Our technical team has over 40 members. These include experts in AI, deep learning, natural language processing, data science, hardware optimization, blockchain protocol, cybersecurity, P2P computing, systems integration and various programming languages. We continue to attract top AI talent. With our technology platform built out, we are attracting experts with more industry specific expertise.
Tell us a little about your team’s culture. What are some key characteristics define your team?
Our top leadership and many team leaders have roots in academia. Many regularly publishing scholarly research and participating in academic conferences. We also have a strong international culture, with many of our team members being multi-lingual and having work experience in many countries. We also work very closely with developers and tech communities in more than 10 countries to localize materials and build partnerships, and continue to engage a larger world-wide community.

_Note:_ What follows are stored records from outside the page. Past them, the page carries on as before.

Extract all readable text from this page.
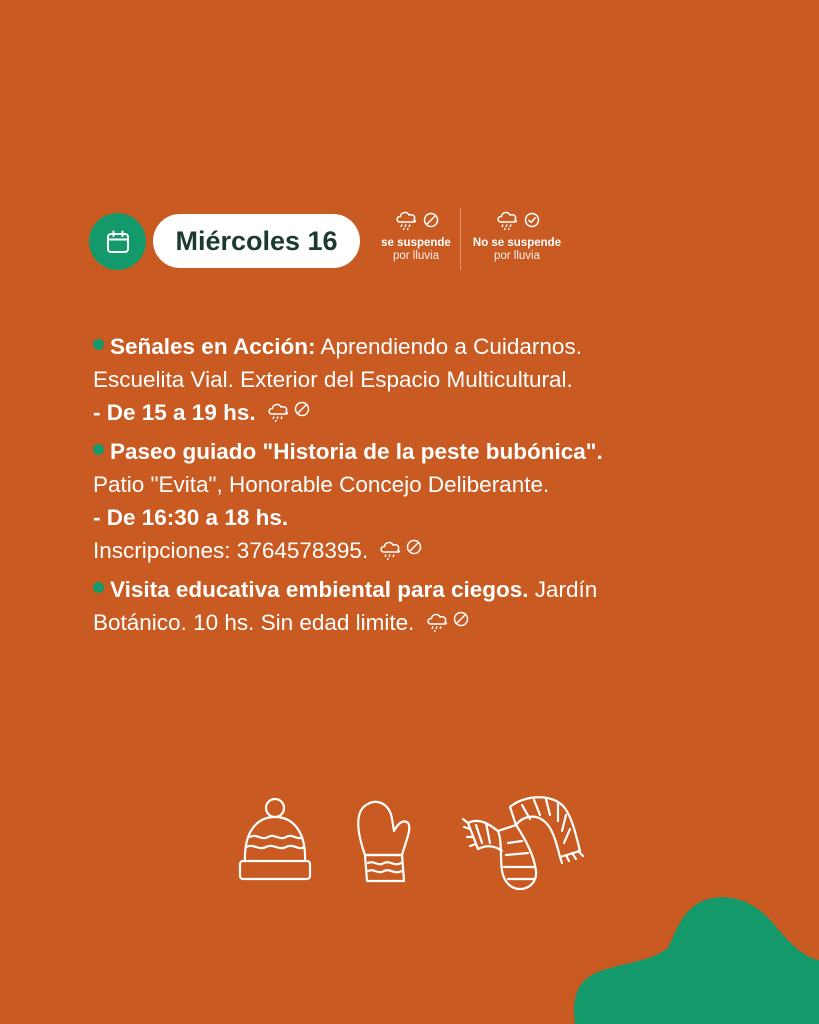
Miércoles 16	se suspende
por lluvia
No se suspende
por lluvia
Señales en Acción: Aprendiendo a Cuidarnos.
Escuelita Vial. Exterior del Espacio Multicultural.
- De 15 a 19 hs.
Paseo guiado "Historia de la peste bubónica".
Patio "Evita", Honorable Concejo Deliberante.
- De 16:30 a 18 hs.
Inscripciones: 3764578395.
Visita educativa embiental para ciegos. Jardín
Botánico. 10 hs. Sin edad limite.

Tell us a little about your personal motivations with the project. What keeps your team driven?
The majority of our team is motivated by strengthening AI for social good. Our mission in that effort is building open a distributed computing infrastructure that is safe and robust enough to integrate with massive enterprise data ecosystems. This is necessary to expand the ownership and scale of data to be applied in areas like research and social good.